Rising expectations placed on electromobility – shorter charging times and longer range – are driving engineers to push the limits of what is feasible in battery technology. The attraction and challenge lies in resolving technical contradictions. For example, between increasing energy density and safety, or between development and material costs and price pressure.
“Everyone wants ultrafast charging – ten minutes of charging time for a range of 400 kilometers. But the energy acting on the battery system is twice as intense as a race on the North Loop of the Nürburgring,” Kritzer explained. This is why thermal management is a major topic in the industry and why Kritzer and his colleagues in the E-Mobility team find themselves asking: What components can Freudenberg develop to make lithium batteries for electric cars safer?
This consideration also gave rise to the DIAvent pressure equalization valve, which makes electric vehicles safer. It fulfills two functions. In normal operation, it allows the battery to “breathe”; in the event of a malfunction – for example, if a defective battery cell overheats – it provides emergency venting and prevents the dreaded chain reaction of thermal runaway.
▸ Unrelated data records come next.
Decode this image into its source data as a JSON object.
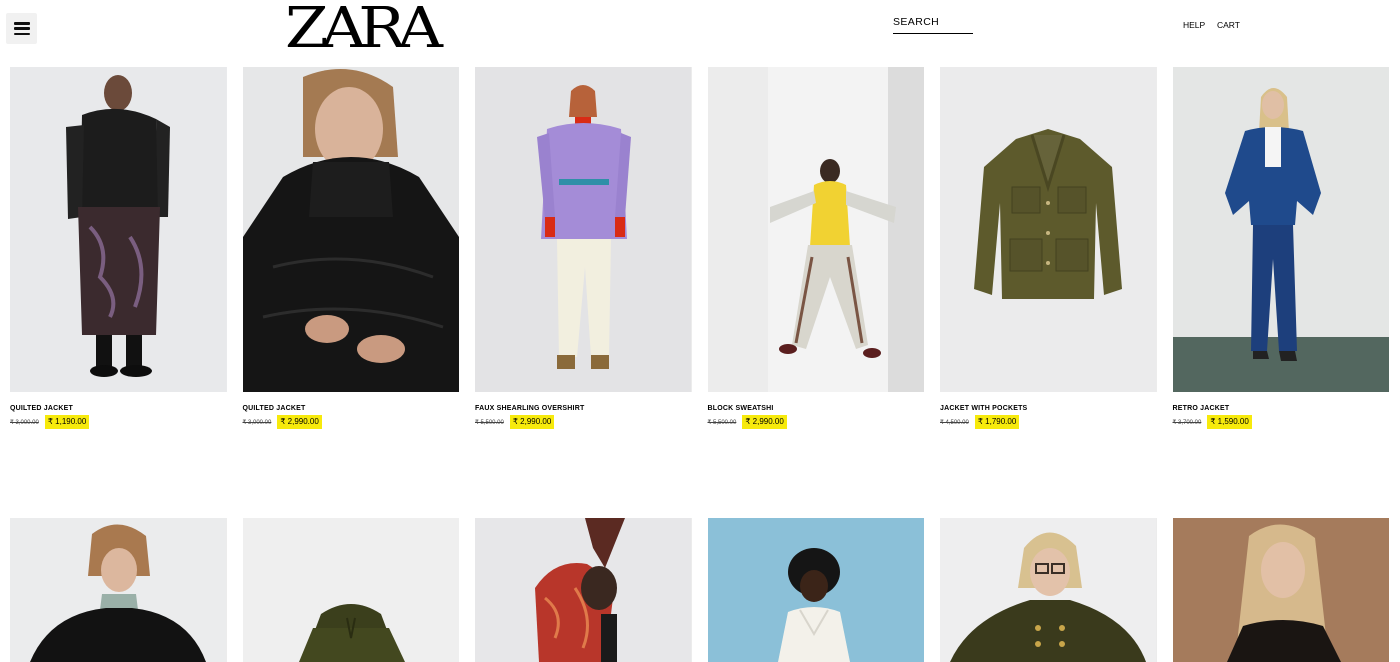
{
  "header": {
    "logo_text": "ZARA",
    "search_label": "SEARCH",
    "help_label": "HELP",
    "cart_label": "CART"
  },
  "products_row1": [
    {
      "name": "QUILTED JACKET",
      "old_price": "₹ 3,000.00",
      "new_price": "₹ 1,190.00",
      "image": "woman-black-puffer-jacket-patterned-skirt"
    },
    {
      "name": "QUILTED JACKET",
      "old_price": "₹ 3,000.00",
      "new_price": "₹ 2,990.00",
      "image": "woman-black-quilted-jacket-closeup"
    },
    {
      "name": "FAUX SHEARLING OVERSHIRT",
      "old_price": "₹ 5,500.00",
      "new_price": "₹ 2,990.00",
      "image": "woman-lilac-shearling-overshirt"
    },
    {
      "name": "BLOCK SWEATSHI",
      "old_price": "₹ 5,500.00",
      "new_price": "₹ 2,990.00",
      "image": "model-yellow-grey-tracksuit"
    },
    {
      "name": "JACKET WITH POCKETS",
      "old_price": "₹ 4,500.00",
      "new_price": "₹ 1,790.00",
      "image": "khaki-jacket-flat-lay"
    },
    {
      "name": "RETRO JACKET",
      "old_price": "₹ 3,700.00",
      "new_price": "₹ 1,590.00",
      "image": "woman-blue-retro-jacket"
    }
  ],
  "products_row2": [
    {
      "image": "woman-black-shirt-scarf"
    },
    {
      "image": "khaki-hooded-jacket"
    },
    {
      "image": "model-red-printed-top"
    },
    {
      "image": "woman-white-blouse-blue-background"
    },
    {
      "image": "woman-green-double-breasted-coat-glasses"
    },
    {
      "image": "woman-black-blazer-brown-background"
    }
  ],
  "colors": {
    "price_highlight": "#f7ea0c",
    "background": "#ffffff"
  }
}
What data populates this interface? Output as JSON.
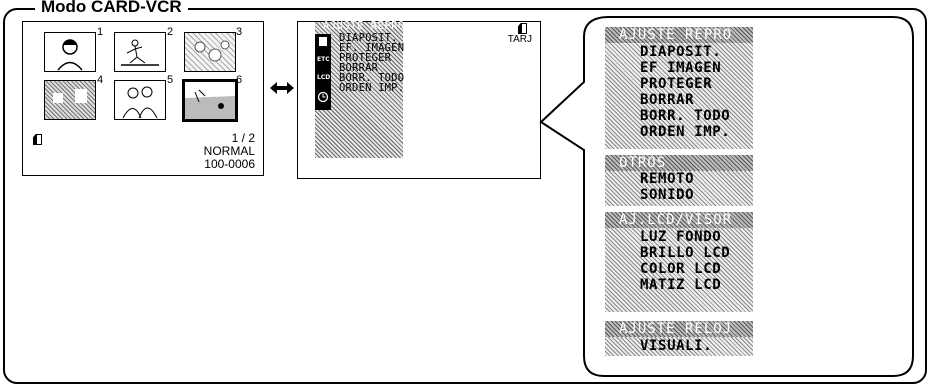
{
  "mode_title": "Modo CARD-VCR",
  "thumbnail_screen": {
    "thumbnails": [
      {
        "number": "1"
      },
      {
        "number": "2"
      },
      {
        "number": "3"
      },
      {
        "number": "4"
      },
      {
        "number": "5"
      },
      {
        "number": "6"
      }
    ],
    "page": "1 / 2",
    "quality": "NORMAL",
    "file_number": "100-0006"
  },
  "menu_screen": {
    "header": "AJUSTE REPRO",
    "media": "TARJ",
    "items": [
      "DIAPOSIT.",
      "EF. IMAGEN",
      "PROTEGER",
      "BORRAR",
      "BORR. TODO",
      "ORDEN IMP."
    ],
    "side_icons": [
      "card-icon",
      "ETC",
      "LCD",
      "clock-icon"
    ]
  },
  "balloon": {
    "groups": [
      {
        "header": "AJUSTE REPRO",
        "items": [
          "DIAPOSIT.",
          "EF IMAGEN",
          "PROTEGER",
          "BORRAR",
          "BORR. TODO",
          "ORDEN IMP."
        ]
      },
      {
        "header": "OTROS",
        "items": [
          "REMOTO",
          "SONIDO"
        ]
      },
      {
        "header": "AJ.LCD/VISOR",
        "items": [
          "LUZ FONDO",
          "BRILLO LCD",
          "COLOR LCD",
          "MATIZ LCD"
        ]
      },
      {
        "header": "AJUSTE RELOJ",
        "items": [
          "VISUALI."
        ]
      }
    ]
  }
}
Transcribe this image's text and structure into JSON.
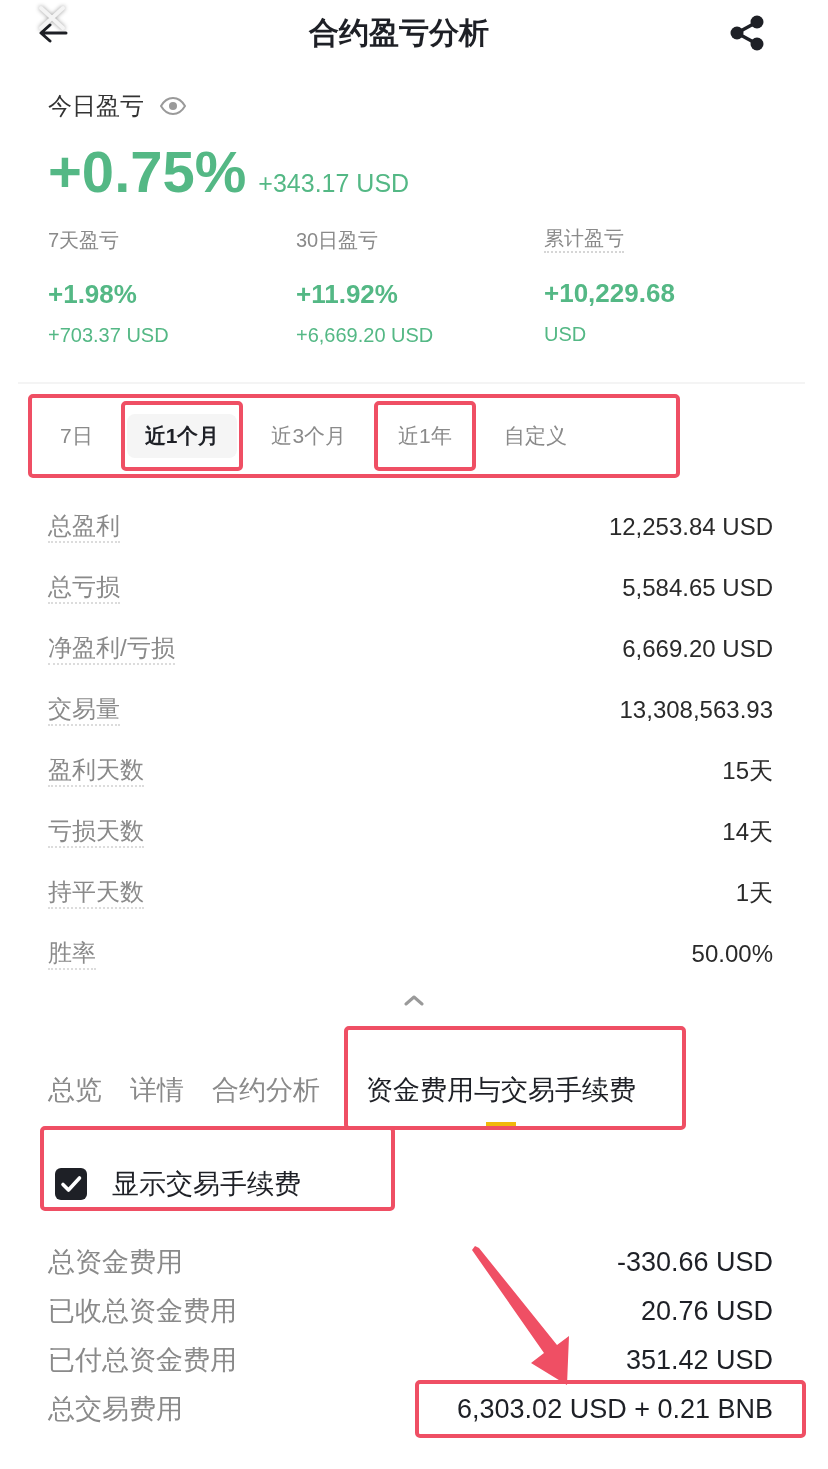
{
  "header": {
    "title": "合约盈亏分析"
  },
  "today": {
    "label": "今日盈亏",
    "percent": "+0.75%",
    "amount": "+343.17 USD"
  },
  "summary": [
    {
      "label": "7天盈亏",
      "tooltip": false,
      "value": "+1.98%",
      "sub": "+703.37 USD"
    },
    {
      "label": "30日盈亏",
      "tooltip": false,
      "value": "+11.92%",
      "sub": "+6,669.20 USD"
    },
    {
      "label": "累计盈亏",
      "tooltip": true,
      "value": "+10,229.68",
      "sub": "USD"
    }
  ],
  "period_filter": {
    "highlighted": true,
    "options": [
      {
        "label": "7日",
        "selected": false,
        "highlighted": false
      },
      {
        "label": "近1个月",
        "selected": true,
        "highlighted": true
      },
      {
        "label": "近3个月",
        "selected": false,
        "highlighted": false
      },
      {
        "label": "近1年",
        "selected": false,
        "highlighted": true
      },
      {
        "label": "自定义",
        "selected": false,
        "highlighted": false
      }
    ]
  },
  "stats": [
    {
      "label": "总盈利",
      "value": "12,253.84 USD"
    },
    {
      "label": "总亏损",
      "value": "5,584.65 USD"
    },
    {
      "label": "净盈利/亏损",
      "value": "6,669.20 USD"
    },
    {
      "label": "交易量",
      "value": "13,308,563.93"
    },
    {
      "label": "盈利天数",
      "value": "15天"
    },
    {
      "label": "亏损天数",
      "value": "14天"
    },
    {
      "label": "持平天数",
      "value": "1天"
    },
    {
      "label": "胜率",
      "value": "50.00%"
    }
  ],
  "section_tabs": [
    {
      "label": "总览",
      "selected": false,
      "highlighted": false
    },
    {
      "label": "详情",
      "selected": false,
      "highlighted": false
    },
    {
      "label": "合约分析",
      "selected": false,
      "highlighted": false
    },
    {
      "label": "资金费用与交易手续费",
      "selected": true,
      "highlighted": true
    }
  ],
  "fee_toggle": {
    "label": "显示交易手续费",
    "checked": true,
    "highlighted": true
  },
  "fees": [
    {
      "label": "总资金费用",
      "value": "-330.66 USD",
      "highlighted": false
    },
    {
      "label": "已收总资金费用",
      "value": "20.76 USD",
      "highlighted": false
    },
    {
      "label": "已付总资金费用",
      "value": "351.42 USD",
      "highlighted": false
    },
    {
      "label": "总交易费用",
      "value": "6,303.02 USD + 0.21 BNB",
      "highlighted": true
    }
  ],
  "annotation_arrow": true
}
Kritzer’s thoughts have long since turned to other possible solutions, including emergency cooling concepts that quickly and specifically direct cooling media to where components overheat in the event of a malfunction. The basic idea is to use a foil that melts and releases a cooling component as soon as the temperature exceeds a certain threshold. “This is more efficient than peppering the entire system with sensors”, said Kritzer.